February 12, 2010
New Plan To Stop Carp Infestation
With Asian carp set to ravage the Great Lakes, the federal government has devised a 78.5 million dollar plan that cannot promise to fend off the predators, and does not utilize the most powerful weapon in its arsenal, the Associated Press reported.
The most promising method to keep the carp from wreaking havoc in the lakes and threatening its $7 billion fishing industry is to cut the link between Lake Michigan and the Mississippi River basin, which was built by engineers in Chicago over 100 years ago.
The plan, announced by the Obama administration this week, only commits to conduct a long-range study of that theory that could take years. The government said it will consider opening two navigational locks on Chicago waterways less often, but refuses to close it down completely to keep the carp from entering the lakes.
The plan outlines two dozen other steps instead. One of the steps is to strengthen an electric barrier created to keep the carp from passing through with nets or poisons. Such measures are not fool-proof and may not be able to block enough carp from plaguing the lakes.

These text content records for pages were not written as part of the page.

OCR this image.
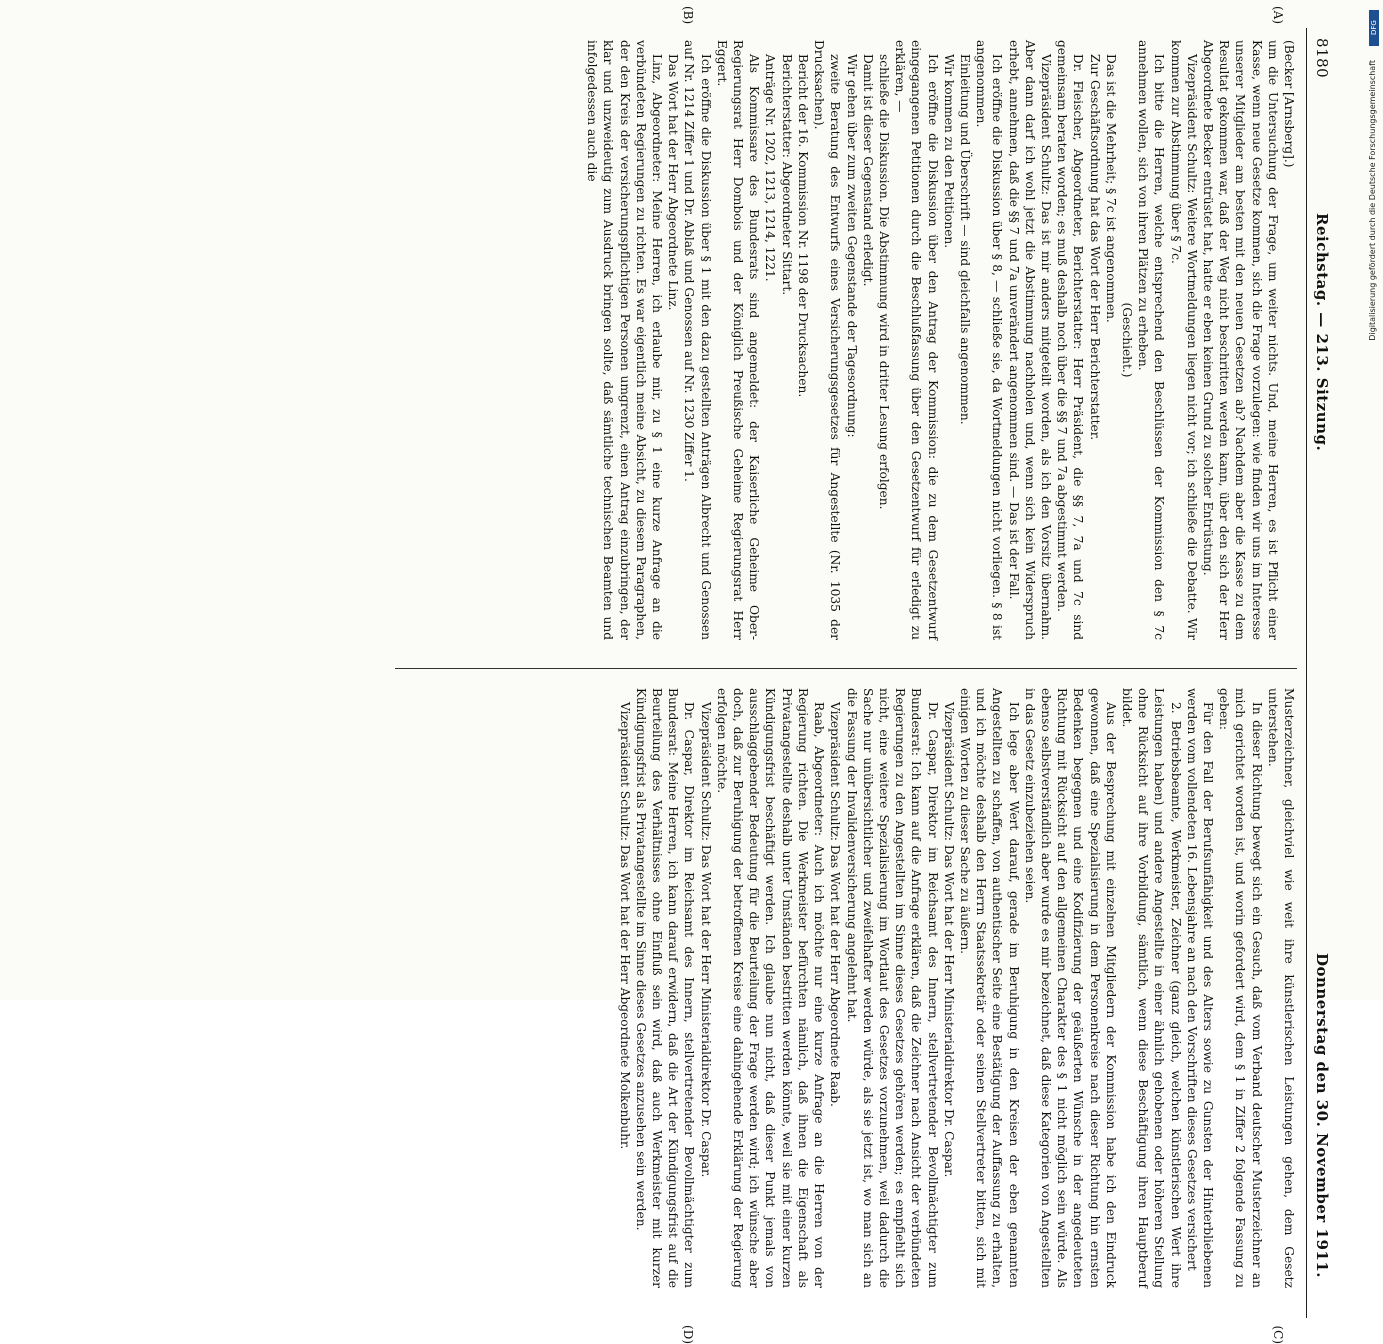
8180
Reichstag. — 213. Sitzung.
Donnerstag den 30. November 1911.
(A)
(B)
(C)
(D)

(Becker [Arnsberg].)

um die Untersuchung der Frage, um weiter nichts. Und, meine Herren, es ist Pflicht einer Kasse, wenn neue Gesetze kommen, sich die Frage vorzulegen: wie finden wir uns im Interesse unserer Mitglieder am besten mit den neuen Gesetzen ab? Nachdem aber die Kasse zu dem Resultat gekommen war, daß der Weg nicht beschritten werden kann, über den sich der Herr Abgeordnete Becker entrüstet hat, hatte er eben keinen Grund zu solcher Entrüstung.

Vizepräsident Schultz: Weitere Wortmeldungen liegen nicht vor; ich schließe die Debatte. Wir kommen zur Abstimmung über § 7c.

Ich bitte die Herren, welche entsprechend den Beschlüssen der Kommission den § 7c annehmen wollen, sich von ihren Plätzen zu erheben.

(Geschieht.)

Das ist die Mehrheit; § 7c ist angenommen.

Zur Geschäftsordnung hat das Wort der Herr Berichterstatter.

Dr. Fleischer, Abgeordneter, Berichterstatter: Herr Präsident, die §§ 7, 7a und 7c sind gemeinsam beraten worden; es muß deshalb noch über die §§ 7 und 7a abgestimmt werden.

Vizepräsident Schultz: Das ist mir anders mitgeteilt worden, als ich den Vorsitz übernahm. Aber dann darf ich wohl jetzt die Abstimmung nachholen und, wenn sich kein Widerspruch erhebt, annehmen, daß die §§ 7 und 7a unverändert angenommen sind. — Das ist der Fall.

Ich eröffne die Diskussion über § 8, — schließe sie, da Wortmeldungen nicht vorliegen. § 8 ist angenommen.

Einleitung und Überschrift — sind gleichfalls angenommen.

Wir kommen zu den Petitionen.

Ich eröffne die Diskussion über den Antrag der Kommission: die zu dem Gesetzentwurf eingegangenen Petitionen durch die Beschlußfassung über den Gesetzentwurf für erledigt zu erklären, —

schließe die Diskussion. Die Abstimmung wird in dritter Lesung erfolgen.

Damit ist dieser Gegenstand erledigt.

Wir gehen über zum zweiten Gegenstande der Tagesordnung:

zweite Beratung des Entwurfs eines Versicherungsgesetzes für Angestellte (Nr. 1035 der Drucksachen).

Bericht der 16. Kommission Nr. 1198 der Drucksachen.

Berichterstatter: Abgeordneter Sittart.

Anträge Nr. 1202, 1213, 1214, 1221.

Als Kommissare des Bundesrats sind angemeldet: der Kaiserliche Geheime Ober-Regierungsrat Herr Dombois und der Königlich Preußische Geheime Regierungsrat Herr Eggert.

Ich eröffne die Diskussion über § 1 mit den dazu gestellten Anträgen Albrecht und Genossen auf Nr. 1214 Ziffer 1 und Dr. Ablaß und Genossen auf Nr. 1230 Ziffer 1.

Das Wort hat der Herr Abgeordnete Linz.

Linz, Abgeordneter: Meine Herren, ich erlaube mir, zu § 1 eine kurze Anfrage an die verbündeten Regierungen zu richten. Es war eigentlich meine Absicht, zu diesem Paragraphen, der den Kreis der versicherungspflichtigen Personen umgrenzt, einen Antrag einzubringen, der klar und unzweideutig zum Ausdruck bringen sollte, daß sämtliche technischen Beamten und infolgedessen auch die

Musterzeichner, gleichviel wie weit ihre künstlerischen Leistungen gehen, dem Gesetz unterstehen.

In dieser Richtung bewegt sich ein Gesuch, daß vom Verband deutscher Musterzeichner an mich gerichtet worden ist, und worin gefordert wird, dem § 1 in Ziffer 2 folgende Fassung zu geben:

Für den Fall der Berufsunfähigkeit und des Alters sowie zu Gunsten der Hinterbliebenen werden vom vollendeten 16. Lebensjahre an nach den Vorschriften dieses Gesetzes versichert

2. Betriebsbeamte, Werkmeister, Zeichner (ganz gleich, welchen künstlerischen Wert ihre Leistungen haben) und andere Angestellte in einer ähnlich gehobenen oder höheren Stellung ohne Rücksicht auf ihre Vorbildung, sämtlich, wenn diese Beschäftigung ihren Hauptberuf bildet.

Aus der Besprechung mit einzelnen Mitgliedern der Kommission habe ich den Eindruck gewonnen, daß eine Spezialisierung in dem Personenkreise nach dieser Richtung hin ernsten Bedenken begegnen und eine Kodifizierung der geäußerten Wünsche in der angedeuteten Richtung mit Rücksicht auf den allgemeinen Charakter des § 1 nicht möglich sein würde. Als ebenso selbstverständlich aber wurde es mir bezeichnet, daß diese Kategorien von Angestellten in das Gesetz einzubeziehen seien.

Ich lege aber Wert darauf, gerade im Beruhigung in den Kreisen der eben genannten Angestellten zu schaffen, von authentischer Seite eine Bestätigung der Auffassung zu erhalten, und ich möchte deshalb den Herrn Staatssekretär oder seinen Stellvertreter bitten, sich mit einigen Worten zu dieser Sache zu äußern.

Vizepräsident Schultz: Das Wort hat der Herr Ministerialdirektor Dr. Caspar.

Dr. Caspar, Direktor im Reichsamt des Innern, stellvertretender Bevollmächtigter zum Bundesrat: Ich kann auf die Anfrage erklären, daß die Zeichner nach Ansicht der verbündeten Regierungen zu den Angestellten im Sinne dieses Gesetzes gehören werden; es empfiehlt sich nicht, eine weitere Spezialisierung im Wortlaut des Gesetzes vorzunehmen, weil dadurch die Sache nur unübersichtlicher und zweifelhafter werden würde, als sie jetzt ist, wo man sich an die Fassung der Invalidenversicherung angelehnt hat.

Vizepräsident Schultz: Das Wort hat der Herr Abgeordnete Raab.

Raab, Abgeordneter: Auch ich möchte nur eine kurze Anfrage an die Herren von der Regierung richten. Die Werkmeister befürchten nämlich, daß ihnen die Eigenschaft als Privatangestellte deshalb unter Umständen bestritten werden könnte, weil sie mit einer kurzen Kündigungsfrist beschäftigt werden. Ich glaube nun nicht, daß dieser Punkt jemals von ausschlaggebender Bedeutung für die Beurteilung der Frage werden wird; ich wünsche aber doch, daß zur Beruhigung der betroffenen Kreise eine dahingehende Erklärung der Regierung erfolgen möchte.

Vizepräsident Schultz: Das Wort hat der Herr Ministerialdirektor Dr. Caspar.

Dr. Caspar, Direktor im Reichsamt des Innern, stellvertretender Bevollmächtigter zum Bundesrat: Meine Herren, ich kann darauf erwidern, daß die Art der Kündigungsfrist auf die Beurteilung des Verhältnisses ohne Einfluß sein wird, daß auch Werkmeister mit kurzer Kündigungsfrist als Privatangestellte im Sinne dieses Gesetzes anzusehen sein werden.

Vizepräsident Schultz: Das Wort hat der Herr Abgeordnete Molkenbuhr.

DFG
Digitalisierung gefördert durch die Deutsche Forschungsgemeinschaft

"We're spending close to $80 million just for a short-term deterrent," Joel Brammeier, president of the Alliance for the Great Lakes, told AP.
"We need to stop pushing money toward temporary solutions and get everyone on track toward investing in one that works for good "” and that means absolute physical separation."
The preferred method would be a massive undertaking. To cut the ties between the lakes and the Mississippi would involve the reconfiguration of around 70 miles of canals and rivers. It would also take time, and barge operators are not in favor of losing their passageway as they transport millions of tons of commodities through the Chicago locks yearly.
The concern about the carp situation is substantiated. Bighead and silver carp, both native to Asia, have been migrating toward the lakes ever since they escaped Deep South fish ponds and sewage treatment plants in the 1970s. At its largest, carp can reach 100 pounds and 4 feet long, consuming up to 40 percent of their body weight daily in plankton.
If the carp get a foothold in the lakes, they could starve the prey fish on which popular fish like salmon and whitefish depend.
They have already overwhelmed parts of the Mississippi and Illinois rivers, driving away many native fish.
Though scientists may dispute whether the carp would thrive in the Great Lakes, which are colder, deeper and ecologically different than rivers, many believe the risk is too great to gamble.
"None of us know for certain what their impact would be," University of Notre Dame biologist David Lodge told a House subcommittee this week. "There's only one way to find out, and I don't think any of us want that."
The Obama administration says the only practical way to deal with the issue is to confront the carp on multiple fronts rather than severing Lake Michigan from the Mississippi basin.
"We cannot fight biology with engineering alone," Cameron Davis, the Environmental Protection Agency's spokesman on the issue, told the congressional panel.
However, the federal plan is full of technological innovations, including barriers using sound, strobe lights and bubble curtains to repel carp and biological controls to prevent them from reproducing.
Great Lakes governors and environmentalists outside of Illinois wanting to close the Chicago locks say it is the most viable short-term option, but it still allows the possibility for carp to sneak through leaky structures. The Chicago waterways also have other access points to Lake Michigan.
Army Corps of Engineers officials are banking on a two-tiered electric barrier in the Chicago Sanitary and Ship Canal about 25 miles from Lake Michigan. It sends out pulses to ward off the carp or knock them unconscious if they do not turn around. Though no carp have been discovered above the barrier, biologists have found their DNA in several spots past it and even within the lake itself.
"While we're all talking," Lodge tols AP, "the fish are swimming."
This seems to indicate that at least some carp have snuck by the device and entered the lake. The government's plan is designed to keep their numbers low enough to ensure they do not reproduce. Unfortunately, no one knows how many carp would have to reach the lake to establish an irreversible foothold.
"This is a lot of money to pile into stopgap measures," said Phil Moy, a University of Wisconsin Sea Grant researcher. "It may do some good in the short term, but in the long term it's not going to solve the problem of invasive species on both sides of the divide. Ecological separation has to happen for this to be successful."